Homem de confiança de ex-governadores é preso pela PF; ele é responsável pelo prejuízo de R$ 3 milhões na compra de respiradores no AM

A Polícia Federal  deflagrou nesta manhã (8), em Manaus, a segunda fase da operação Sangria, que investiga em tese a compra fraudulenta de respiradores pulmonares no Amazonas. Nessa etapa, em que investiga o suposto esquema de corrupção na Saúde do estado, o empresário Gutemberg Alencar, homem de confiança e ‘pau mandado’ de Amazonino Mendes (Podemos), é um dos envolvidos.

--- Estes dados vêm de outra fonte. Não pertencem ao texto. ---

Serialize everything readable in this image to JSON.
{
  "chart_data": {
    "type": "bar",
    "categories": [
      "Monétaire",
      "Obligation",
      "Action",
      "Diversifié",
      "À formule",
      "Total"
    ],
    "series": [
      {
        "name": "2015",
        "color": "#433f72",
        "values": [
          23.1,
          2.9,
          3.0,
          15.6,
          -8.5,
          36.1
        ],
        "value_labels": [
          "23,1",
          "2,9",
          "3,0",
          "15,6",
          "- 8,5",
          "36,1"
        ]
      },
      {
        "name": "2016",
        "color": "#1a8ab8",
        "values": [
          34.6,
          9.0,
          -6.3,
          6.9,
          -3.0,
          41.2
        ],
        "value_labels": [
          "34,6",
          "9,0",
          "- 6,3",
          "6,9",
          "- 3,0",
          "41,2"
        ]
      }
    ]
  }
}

Alencar, foi alvo de busca e apreensão por agentes da Polícia Federal. De acordo com as investigações, o empresário foi o responsável pelas intermediações a respeito das aquisições fraudulentas de respiradores durante o pico da pandemia por coronavírus no estado. Gutemberg é o principal suspeito de financiar e, indicar a loja de vinhos que vendeu os aparelhos ao estado.

Outra acusada envolvida no esquema que abriu o jogo para os investigadores, é a ex-gerente de compras da Secretaria de Saúde do Amazonas, Alcineia Pinheiro.

Presa em junho, na primeira fase da operação, Alcineia revelou como funcionou o esquema para a compra superfaturada de respiradores. Ela contou que Guttemberg Leão Alencar, foi indicado por membros do governo para fazer a negociação com Fábio Passos, dono da loja de vinhos FJAP e Cia, usada para comprar 28 respiradores, que apresentavam sobrepreço de 133%, custando cerca de R$ 3 milhões aos cofres públicos.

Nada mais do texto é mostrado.